I’m apparently having trouble expressing the question. I’m not asking about the physical mechanism, but the number of capacities of sensation. Many people have trichromacy, some have tetrachromacy. Is there something like that for hearing?

In: Biology

2 Answers

Anonymous 0 Comments

Sound is perceived by hair cells in the cochlea. Each hair cell is sensitive to a specific frequency. There are thousands of hair cells. So yes, there are similarities, but sound is perceived by a much more high-dimensional system.

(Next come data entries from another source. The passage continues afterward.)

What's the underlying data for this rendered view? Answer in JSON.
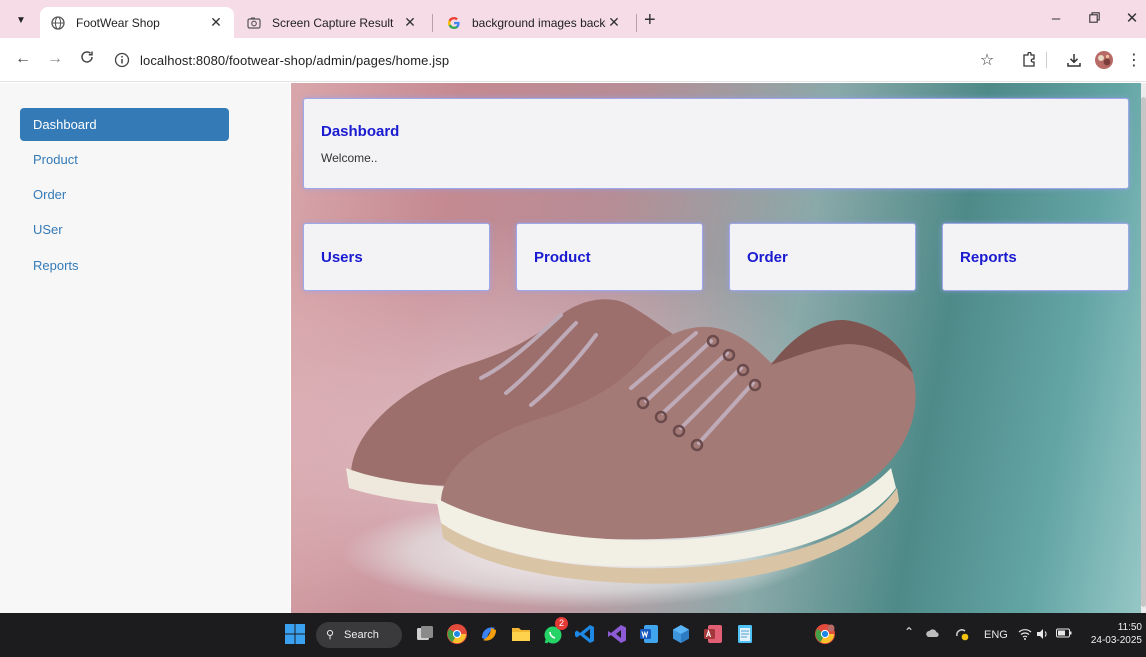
{
  "browser": {
    "tabs": [
      {
        "title": "FootWear Shop",
        "active": true
      },
      {
        "title": "Screen Capture Result",
        "active": false
      },
      {
        "title": "background images backgroun",
        "active": false
      }
    ],
    "url": "localhost:8080/footwear-shop/admin/pages/home.jsp"
  },
  "sidebar": {
    "items": [
      {
        "label": "Dashboard",
        "active": true
      },
      {
        "label": "Product",
        "active": false
      },
      {
        "label": "Order",
        "active": false
      },
      {
        "label": "USer",
        "active": false
      },
      {
        "label": "Reports",
        "active": false
      }
    ]
  },
  "main": {
    "header": {
      "title": "Dashboard",
      "subtitle": "Welcome.."
    },
    "cards": [
      "Users",
      "Product",
      "Order",
      "Reports"
    ]
  },
  "taskbar": {
    "search_label": "Search",
    "whatsapp_badge": "2",
    "language": "ENG",
    "time": "11:50",
    "date": "24-03-2025"
  },
  "colors": {
    "accent": "#337ab7",
    "card_title": "#1a1ad0",
    "tabstrip": "#f6dce6",
    "taskbar": "#1c1c1f"
  }
}
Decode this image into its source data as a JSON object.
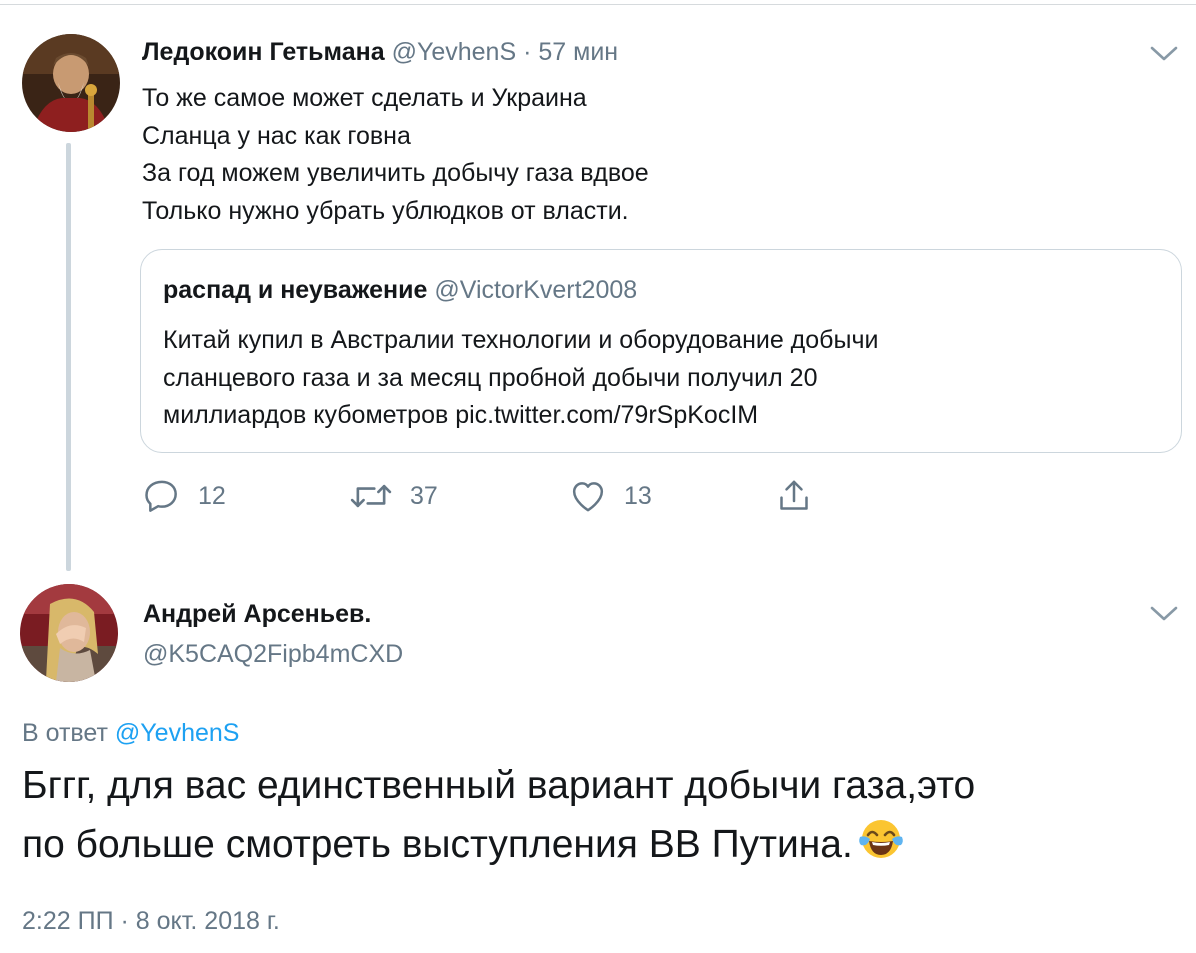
{
  "tweet": {
    "author_name": "Ледокоин Гетьмана",
    "author_handle": "@YevhenS",
    "separator": "·",
    "time_ago": "57 мин",
    "lines": [
      "То же самое может сделать и Украина",
      "Сланца у нас как говна",
      "За год можем увеличить добычу газа вдвое",
      "Только нужно убрать ублюдков от власти."
    ],
    "quoted": {
      "author_name": "распад и неуважение",
      "author_handle": "@VictorKvert2008",
      "lines": [
        "Китай купил в Австралии технологии и оборудование добычи",
        "сланцевого газа и за месяц пробной добычи получил 20",
        "миллиардов кубометров pic.twitter.com/79rSpKocIM"
      ]
    },
    "actions": {
      "replies": "12",
      "retweets": "37",
      "likes": "13"
    }
  },
  "reply": {
    "author_name": "Андрей Арсеньев.",
    "author_handle": "@K5CAQ2Fipb4mCXD",
    "reply_prefix": "В ответ",
    "reply_to": "@YevhenS",
    "lines": [
      "Бггг, для вас единственный вариант добычи газа,это",
      "по больше смотреть выступления  ВВ Путина."
    ],
    "emoji": "face-with-tears-of-joy",
    "timestamp": "2:22 ПП · 8 окт. 2018 г."
  },
  "colors": {
    "text": "#14171a",
    "muted": "#657786",
    "link": "#1da1f2",
    "border": "#ccd6dd"
  }
}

Also our perception of sound has far higher time resolution and much lower spatial resolution than our perception of light.

Anonymous 0 Comments

It’s hard to explain how we hear sound in an ELI5 comment. But I’ll give it a shot. In your ear, you have the cochlea which is like a spiral structure. In the middle of that structure, you have a dividing compartment (to visualize this imagine a three lane street, and take that street then wrap it up in a spiral, the middle lane is this dividing compartment). On one side you have a membrane. From the beginning of the spiral to the end, this membrane’s width, stiffness, mass and damping properties gradually change. On the beginning of the spiral, you have a little window, on the window there is a tiny bone that is hinged on two others that are then connected to the eardrum. As the eardrum vibrates due to sound waves, these bones move and they amplify this vibration and transmit to the window. Inside the cochlea you have a fluid, and so essentially sound vibrations get converted to little waves in that fluid. The wave then travels in the fluid from this first window all the way to the center of the spiral after which it makes a U turn and continues back on the other side of that dividing compartment going back to another window in the beginning of the spiral. As the membrane has different properties along the spiral, it takes different frequencies of waves to make it oscillate. And so a sound of a given frequency will cause oscillation in a specific region of the membrane. Under the membrane you have hair cells which are cells with tiny projections, if the membrane oscillates say up and down, these projections bend as the hair cells are under it. Once they bend, tiny molecule channels in the projections open allowing ions through and inducing a change in the voltage across the hair cell membrane. This leads to the transmission of a signal to a neuron attached to that region of the spiral that goes to the brain. The brain knows which neuron corresponds to which region in the cochlea, so when one is activated, it can know which frequency of sound that is. So it’s not like sight at all, because a continuous spectrum of signal can activate the sense of heating.